Using appreciated assets for charitable gifts can be very beneficial.  The ta x deduction, if applicable,  is based on the fair market value on the date of the contribution.  The appreciation is not subject to income tax.  There are exceptions and special rules that may reduce or eliminate the benefit of the tax deduction.

The deduction limitations depend on the type of property given and the type of organization receiving the property.

Avoid using property that has depreciated in value.  The loss on such property cannot be deducted if the property if donated.  Sell the asset if you want to use it to fund a charitable contribution.  You can deduct the loss, subject to limitations and restrictions, if you sell the property and donate the proceeds.

Capital tax rates are determined by the type of asset and the holding period.  The appreciation will be taxed if the gain is does not qualify for capital gains (ordinary gain).    Make sure you have held the property long enough for capital gain treatments.

Do not assume the information is the same as the last time you used appreciated assets to make a charitable contribution.

Contact the charitable organization before making the contribution.  Verify that the organization is still a “qualified organization”.  Determine what their current procedures are before you make the contributions.  Make sure they will accept the property you want to donate.  Some organizations will not accept property other than cash, checks, credit card, etc.  Those that accept other forms of payment may only accept marketable securities.

Next check with your custodian to find out what their current procedures are.
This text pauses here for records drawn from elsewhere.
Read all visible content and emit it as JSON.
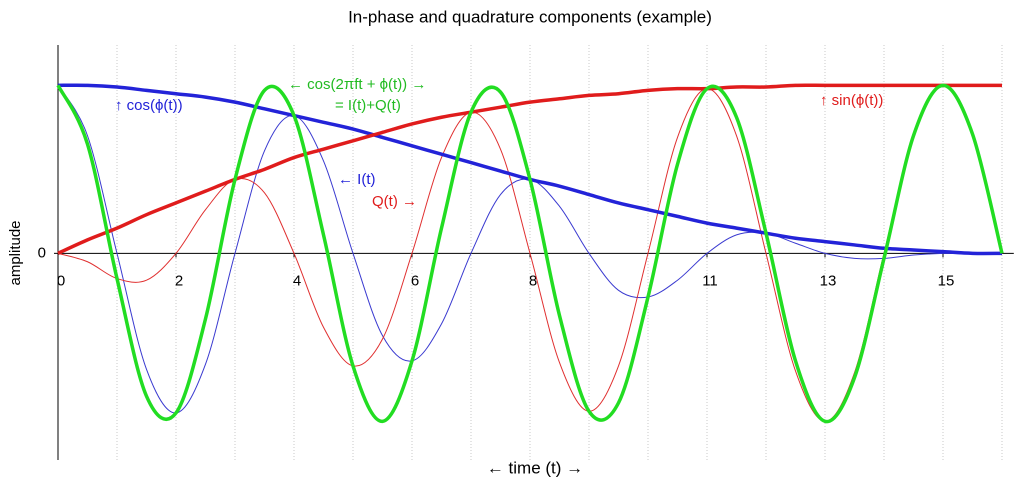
{
  "chart_data": {
    "type": "line",
    "title": "In-phase and quadrature components (example)",
    "x_label": "← time (t) →",
    "y_label": "amplitude",
    "x": [
      0,
      0.5,
      1,
      1.5,
      2,
      2.5,
      3,
      3.5,
      4,
      4.5,
      5,
      5.5,
      6,
      6.5,
      7,
      7.5,
      8,
      8.5,
      9,
      9.5,
      10,
      10.5,
      11,
      11.5,
      12,
      12.5,
      13,
      13.5,
      14,
      14.5,
      15,
      15.5,
      16
    ],
    "series": [
      {
        "color": "#3a3ad0",
        "width": 1,
        "values": [
          1,
          0.7,
          0,
          -0.69,
          -0.95,
          -0.66,
          0,
          0.61,
          0.82,
          0.55,
          0,
          -0.49,
          -0.64,
          -0.42,
          0,
          0.35,
          0.44,
          0.28,
          0,
          -0.22,
          -0.26,
          -0.16,
          0,
          0.11,
          0.12,
          0.06,
          0,
          -0.03,
          -0.03,
          -0.01,
          0,
          0,
          0
        ]
      },
      {
        "color": "#e03030",
        "width": 1,
        "values": [
          0,
          -0.05,
          -0.15,
          -0.16,
          0,
          0.26,
          0.44,
          0.36,
          0,
          -0.44,
          -0.67,
          -0.51,
          0,
          0.57,
          0.84,
          0.62,
          0,
          -0.65,
          -0.94,
          -0.67,
          0,
          0.69,
          0.98,
          0.7,
          0,
          -0.7,
          -1,
          -0.71,
          0,
          0.71,
          1,
          0.71,
          0
        ]
      },
      {
        "color": "#2323d8",
        "width": 3.5,
        "values": [
          1,
          1,
          0.99,
          0.97,
          0.95,
          0.93,
          0.9,
          0.86,
          0.82,
          0.78,
          0.74,
          0.69,
          0.64,
          0.59,
          0.54,
          0.49,
          0.44,
          0.4,
          0.35,
          0.3,
          0.26,
          0.22,
          0.18,
          0.15,
          0.12,
          0.09,
          0.07,
          0.05,
          0.03,
          0.02,
          0.01,
          0,
          0
        ]
      },
      {
        "color": "#e01c1c",
        "width": 3.5,
        "values": [
          0,
          0.08,
          0.15,
          0.23,
          0.3,
          0.37,
          0.44,
          0.5,
          0.57,
          0.62,
          0.67,
          0.72,
          0.77,
          0.81,
          0.84,
          0.87,
          0.9,
          0.92,
          0.94,
          0.95,
          0.97,
          0.98,
          0.98,
          0.99,
          0.99,
          1,
          1,
          1,
          1,
          1,
          1,
          1,
          1
        ]
      },
      {
        "color": "#22dd22",
        "width": 3.5,
        "values": [
          1,
          0.65,
          -0.15,
          -0.85,
          -0.95,
          -0.39,
          0.44,
          0.97,
          0.82,
          0.11,
          -0.67,
          -1,
          -0.64,
          0.15,
          0.84,
          0.96,
          0.44,
          -0.37,
          -0.94,
          -0.89,
          -0.26,
          0.53,
          0.98,
          0.81,
          0.12,
          -0.64,
          -1,
          -0.74,
          -0.03,
          0.7,
          1,
          0.71,
          0
        ]
      }
    ],
    "xlim": [
      0,
      16.2
    ],
    "ylim": [
      -1.23,
      1.24
    ],
    "xticks": [
      0,
      2,
      4,
      6,
      8,
      11,
      13,
      15
    ],
    "xgrid": [
      0,
      1,
      2,
      3,
      4,
      5,
      6,
      7,
      8,
      9,
      10,
      11,
      12,
      13,
      14,
      15,
      16
    ],
    "yticks": [
      0
    ],
    "annotations": [
      "↑ cos(ϕ(t))",
      "←   cos(2πft + ϕ(t))   →",
      "= I(t)+Q(t)",
      "↑ sin(ϕ(t))",
      "← I(t)",
      "Q(t) →"
    ]
  }
}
The forms required and the time to process the transaction may have changed.  All custodians (for corporations, brokerage, mutual funds, etc.) procedures are not the same.

Obtain a “qualified appraisal” if the property is not a marketable security.  The procedures are different depending on the type of property and the value of the contribution.

The above is not intended to be a complete discussion of this topic.  Be sure to consult with you tax advisor to determine how the transaction applies to you.

You may not be able to complete the gift before year-end if you wait too long.  Be sure to give your tax advisor adequate time to evaluate the planned transaction and see if the benefits are what you intend.